We all have some sort of metaphorical closet that we hide in. Dark spaces are not just reserved for the queer community. Whether it’s your obsession with stepping on pinecones to feel them crunch, the fact that you love putting peanut butter and jelly on your Brussel sprouts, or your strong emotions toward the amount of dust that must collect on Muppets, we all have a thing that may make us feel like we’re the only one.

For most of these things, we’re usually okay with feeling like the only one. Even still, when we find that person online or (gasp!) in real life who feels the same way, there is a certain level of comfort and happiness that comes with it. It’s as if Gotham threw up the bat signal and a few Batmans… Batmen... Batpeople… all showed up and realized that it wasn’t just on them to save the city alone. Finding others who have a shared experience just feels good. It feels safer. It’s that primal feeling of belonging that we all need.
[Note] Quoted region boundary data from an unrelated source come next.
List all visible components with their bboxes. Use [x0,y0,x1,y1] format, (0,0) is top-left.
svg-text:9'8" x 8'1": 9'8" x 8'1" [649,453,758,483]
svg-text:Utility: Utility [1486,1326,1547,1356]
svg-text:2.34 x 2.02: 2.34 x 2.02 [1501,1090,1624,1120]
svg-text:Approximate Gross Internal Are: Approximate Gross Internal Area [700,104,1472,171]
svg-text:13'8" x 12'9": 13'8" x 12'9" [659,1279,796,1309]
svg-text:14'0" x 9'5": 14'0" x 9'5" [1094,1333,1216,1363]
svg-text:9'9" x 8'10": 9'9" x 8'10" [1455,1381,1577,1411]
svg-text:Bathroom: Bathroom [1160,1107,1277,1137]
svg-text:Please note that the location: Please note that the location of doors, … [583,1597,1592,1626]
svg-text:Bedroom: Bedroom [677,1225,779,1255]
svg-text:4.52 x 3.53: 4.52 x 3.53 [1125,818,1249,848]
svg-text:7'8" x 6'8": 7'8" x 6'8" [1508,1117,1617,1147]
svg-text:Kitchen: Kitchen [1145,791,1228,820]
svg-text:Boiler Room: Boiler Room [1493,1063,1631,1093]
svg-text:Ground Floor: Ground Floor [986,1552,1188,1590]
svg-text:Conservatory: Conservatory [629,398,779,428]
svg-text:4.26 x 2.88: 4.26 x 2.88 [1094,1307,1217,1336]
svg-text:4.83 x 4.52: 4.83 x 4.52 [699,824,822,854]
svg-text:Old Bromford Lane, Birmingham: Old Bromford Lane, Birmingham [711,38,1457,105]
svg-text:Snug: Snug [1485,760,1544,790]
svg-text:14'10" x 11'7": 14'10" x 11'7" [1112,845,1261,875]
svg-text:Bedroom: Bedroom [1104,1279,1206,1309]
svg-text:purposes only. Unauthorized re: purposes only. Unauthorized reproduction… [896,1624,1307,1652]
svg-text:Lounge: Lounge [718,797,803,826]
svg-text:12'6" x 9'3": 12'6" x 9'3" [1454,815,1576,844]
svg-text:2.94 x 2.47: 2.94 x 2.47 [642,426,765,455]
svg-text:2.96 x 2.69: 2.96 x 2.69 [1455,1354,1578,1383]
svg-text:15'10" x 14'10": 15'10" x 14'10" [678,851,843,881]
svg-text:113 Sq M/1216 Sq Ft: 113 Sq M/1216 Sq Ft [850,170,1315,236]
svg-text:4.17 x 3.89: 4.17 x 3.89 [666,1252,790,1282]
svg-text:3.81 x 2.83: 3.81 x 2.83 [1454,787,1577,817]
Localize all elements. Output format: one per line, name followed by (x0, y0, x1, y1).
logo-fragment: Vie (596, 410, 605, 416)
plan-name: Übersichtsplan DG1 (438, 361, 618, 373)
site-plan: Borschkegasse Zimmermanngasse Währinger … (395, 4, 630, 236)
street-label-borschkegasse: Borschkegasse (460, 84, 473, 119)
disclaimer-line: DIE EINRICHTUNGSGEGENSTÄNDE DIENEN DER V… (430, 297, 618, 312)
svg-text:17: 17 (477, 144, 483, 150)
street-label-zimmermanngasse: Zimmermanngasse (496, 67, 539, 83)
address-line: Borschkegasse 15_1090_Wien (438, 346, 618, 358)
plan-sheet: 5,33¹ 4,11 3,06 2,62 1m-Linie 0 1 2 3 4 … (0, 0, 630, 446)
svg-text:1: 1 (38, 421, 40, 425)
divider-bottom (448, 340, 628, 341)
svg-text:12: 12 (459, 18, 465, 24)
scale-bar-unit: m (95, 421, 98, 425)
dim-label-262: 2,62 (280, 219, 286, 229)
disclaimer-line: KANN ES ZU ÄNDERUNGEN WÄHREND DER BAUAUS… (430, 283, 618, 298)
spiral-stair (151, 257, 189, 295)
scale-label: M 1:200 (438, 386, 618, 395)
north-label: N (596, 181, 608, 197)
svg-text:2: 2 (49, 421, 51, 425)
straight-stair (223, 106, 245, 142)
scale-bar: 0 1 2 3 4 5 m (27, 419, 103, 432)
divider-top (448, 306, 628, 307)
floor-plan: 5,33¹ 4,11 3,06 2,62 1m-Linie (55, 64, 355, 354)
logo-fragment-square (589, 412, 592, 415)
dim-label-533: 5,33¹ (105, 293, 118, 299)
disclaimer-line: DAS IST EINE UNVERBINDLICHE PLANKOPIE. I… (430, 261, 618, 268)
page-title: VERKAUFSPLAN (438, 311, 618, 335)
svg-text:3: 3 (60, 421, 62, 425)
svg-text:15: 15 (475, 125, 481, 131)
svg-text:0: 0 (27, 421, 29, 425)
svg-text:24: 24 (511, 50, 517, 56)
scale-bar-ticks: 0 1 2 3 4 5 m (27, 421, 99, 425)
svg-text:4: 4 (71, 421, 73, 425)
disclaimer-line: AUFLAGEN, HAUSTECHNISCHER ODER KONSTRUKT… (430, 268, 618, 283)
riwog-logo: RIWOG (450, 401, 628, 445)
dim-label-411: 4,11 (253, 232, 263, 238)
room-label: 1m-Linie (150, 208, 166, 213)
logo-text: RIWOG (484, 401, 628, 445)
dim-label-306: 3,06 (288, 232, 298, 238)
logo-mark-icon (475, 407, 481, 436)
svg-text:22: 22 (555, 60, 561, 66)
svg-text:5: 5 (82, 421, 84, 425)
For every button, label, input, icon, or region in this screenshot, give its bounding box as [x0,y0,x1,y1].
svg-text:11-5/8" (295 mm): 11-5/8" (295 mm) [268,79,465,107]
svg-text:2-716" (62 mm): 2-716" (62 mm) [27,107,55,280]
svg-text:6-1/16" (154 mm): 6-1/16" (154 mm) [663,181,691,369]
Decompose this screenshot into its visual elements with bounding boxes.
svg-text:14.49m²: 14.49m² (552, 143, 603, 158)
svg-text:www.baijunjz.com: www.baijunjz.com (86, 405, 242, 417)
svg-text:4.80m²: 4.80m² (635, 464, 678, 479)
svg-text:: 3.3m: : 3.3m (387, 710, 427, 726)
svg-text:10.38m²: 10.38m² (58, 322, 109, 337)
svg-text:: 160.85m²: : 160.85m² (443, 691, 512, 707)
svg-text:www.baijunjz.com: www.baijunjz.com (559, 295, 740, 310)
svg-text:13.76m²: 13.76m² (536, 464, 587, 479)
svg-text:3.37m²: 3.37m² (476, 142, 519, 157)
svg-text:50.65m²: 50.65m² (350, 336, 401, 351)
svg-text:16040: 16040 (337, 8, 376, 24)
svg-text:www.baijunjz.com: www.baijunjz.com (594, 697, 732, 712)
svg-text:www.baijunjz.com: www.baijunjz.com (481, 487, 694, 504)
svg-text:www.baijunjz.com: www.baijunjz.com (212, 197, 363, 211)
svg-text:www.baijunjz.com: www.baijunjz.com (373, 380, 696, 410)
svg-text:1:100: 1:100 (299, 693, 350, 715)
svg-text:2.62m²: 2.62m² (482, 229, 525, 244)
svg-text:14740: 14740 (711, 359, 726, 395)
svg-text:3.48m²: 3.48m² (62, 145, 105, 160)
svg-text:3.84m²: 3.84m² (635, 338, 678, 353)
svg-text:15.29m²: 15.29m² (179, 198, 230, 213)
Jillian Abby, wearing a white tank top and black pants, sitting awkwardly in a settee

Why I Shared My Story

I’m not an alien. I’m not a rocket man. And Elton John is not my long-lost life twin. But I’ve found through connecting with others through this blog, TikTok, my podcast, and now my book, that I am also not unique in many of my life experiences. Those feelings of aloneness are gone and replaced with a supportive community. And the fears of sharing my experience, while still scary and tiring, are almost always worth it.

There is such value in sharing our stories and in listening to the stories of others. What I love most, though, is reading a story from someone who seems very unlike me and finding a common thread between us. There is a richness in offering diversity in books, both for children and adults. If we can’t find ourselves in a story, we can usually at least find empathy. But when we DO find ourselves, it is so comforting to know that we are not the only one. We are not alone on this Earth.

And then we can end our lonely quest of trying to figure out what planet we’re from.